Researchers began with three domain and 16 IP IoCs attributed to xDedic and performed a sequence of technical mappings: bulk WHOIS to extract registrar and creation metadata (only xdedic[.]biz retained current WHOIS), bulk IP geolocation to determine country and ISP distribution, and historical WHOIS/Reverse WHOIS to recover registrant emails which yielded 15 email-connected domains. They then used Reverse IP lookups on the 16 IP IoCs, finding three likely dedicated IPs (186[.]2[.]163[.]126, 87[.]236[.]215[.]18, 91[.]220[.]101[.]43) that collectively hosted 126 unique domains, and enriched results via Threat Intelligence API (identifying omerta[.]cc and vsoloviev[.]ru as malicious/generic threats).

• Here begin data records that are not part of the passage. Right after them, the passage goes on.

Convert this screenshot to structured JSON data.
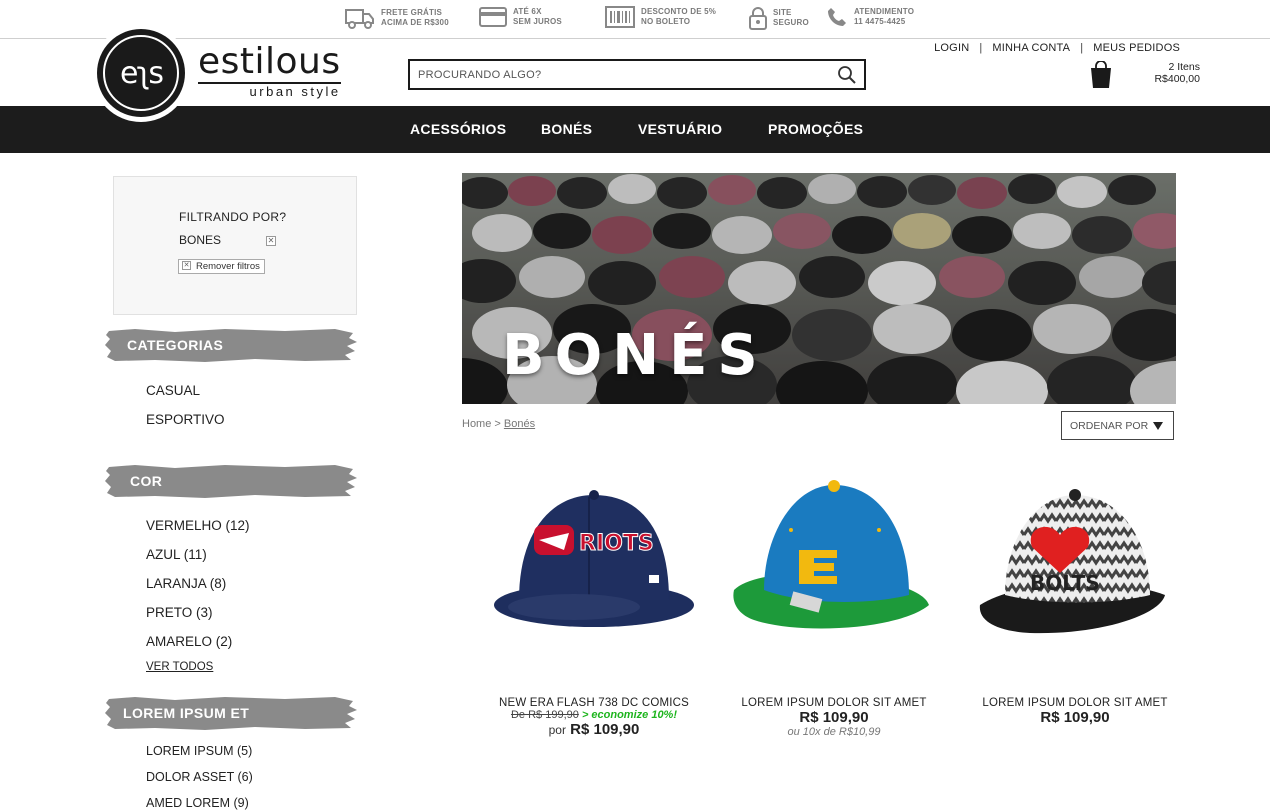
{
  "topbar": {
    "items": [
      {
        "icon": "truck-icon",
        "line1": "FRETE GRÁTIS",
        "line2": "ACIMA DE R$300"
      },
      {
        "icon": "credit-card-icon",
        "line1": "ATÉ 6X",
        "line2": "SEM JUROS"
      },
      {
        "icon": "barcode-icon",
        "line1": "DESCONTO DE 5%",
        "line2": "NO BOLETO"
      },
      {
        "icon": "lock-icon",
        "line1": "SITE",
        "line2": "SEGURO"
      },
      {
        "icon": "phone-icon",
        "line1": "ATENDIMENTO",
        "line2": "11 4475-4425"
      }
    ]
  },
  "header": {
    "logo_mark": "eʅs",
    "brand_name": "estilous",
    "brand_tagline": "urban style",
    "search_placeholder": "PROCURANDO ALGO?",
    "links": {
      "login": "LOGIN",
      "account": "MINHA CONTA",
      "orders": "MEUS PEDIDOS",
      "separator": "|"
    },
    "cart": {
      "items": "2 Itens",
      "total": "R$400,00"
    }
  },
  "nav": {
    "items": [
      "ACESSÓRIOS",
      "BONÉS",
      "VESTUÁRIO",
      "PROMOÇÕES"
    ]
  },
  "filters": {
    "title": "FILTRANDO POR?",
    "active": "BONES",
    "remove_label": "Remover filtros",
    "x_mark": "✕"
  },
  "sidebar": {
    "categories": {
      "title": "CATEGORIAS",
      "items": [
        "CASUAL",
        "ESPORTIVO"
      ]
    },
    "color": {
      "title": "COR",
      "items": [
        "VERMELHO  (12)",
        "AZUL (11)",
        "LARANJA  (8)",
        "PRETO  (3)",
        "AMARELO (2)"
      ],
      "see_all": "VER TODOS"
    },
    "other": {
      "title": "LOREM IPSUM ET",
      "items": [
        "LOREM IPSUM (5)",
        "DOLOR ASSET (6)",
        "AMED LOREM (9)"
      ]
    }
  },
  "banner": {
    "title": "BONÉS"
  },
  "breadcrumb": {
    "home": "Home",
    "sep": ">",
    "current": "Bonés"
  },
  "sort": {
    "label": "ORDENAR POR"
  },
  "products": [
    {
      "name": "NEW ERA FLASH 738 DC COMICS",
      "old_price": "De R$ 199,90",
      "discount": "> economize 10%!",
      "prefix": "por",
      "price": "R$ 109,90"
    },
    {
      "name": "LOREM IPSUM DOLOR SIT AMET",
      "price": "R$ 109,90",
      "installments": "ou 10x de R$10,99"
    },
    {
      "name": "LOREM IPSUM DOLOR SIT AMET",
      "price": "R$ 109,90"
    }
  ],
  "colors": {
    "nav_bg": "#1c1c1c",
    "discount_green": "#1eb51e",
    "brush_gray": "#8a8a8a"
  }
}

Complementary methods included DNS lookups (which for the three original domain IoCs returned no current A records), Screenshot API and archival checks to assess live accessibility (117 of 126 IP-connected domains remained accessible via screenshots; some domains showed errors or parked pages), and Domains & Subdomains Discovery for the “xdedic” string, which surfaced nine related domains. WHOIS timelines for those string-connected domains indicated most were registered after the takedown, though xdedic[.]io (created in 2016) matched the marketplace’s active period and had archived pages consistent with takedown activity.

The combined process expanded the IoC dataset to 150 artifacts (15 email-, 126 IP-, nine string-connected domains), highlighted two domains with flagged malicious associations (omerta[.]cc and vsoloviev[.]ru), and identified candidate infrastructure (three dedicated IPs and xdedic[.]io) that may warrant further investigation or mitigation. These steps illustrate a systematic OSINT and DNS-centric workflow for broadening infrastructure-related IoCs and prioritizing follow-up actions.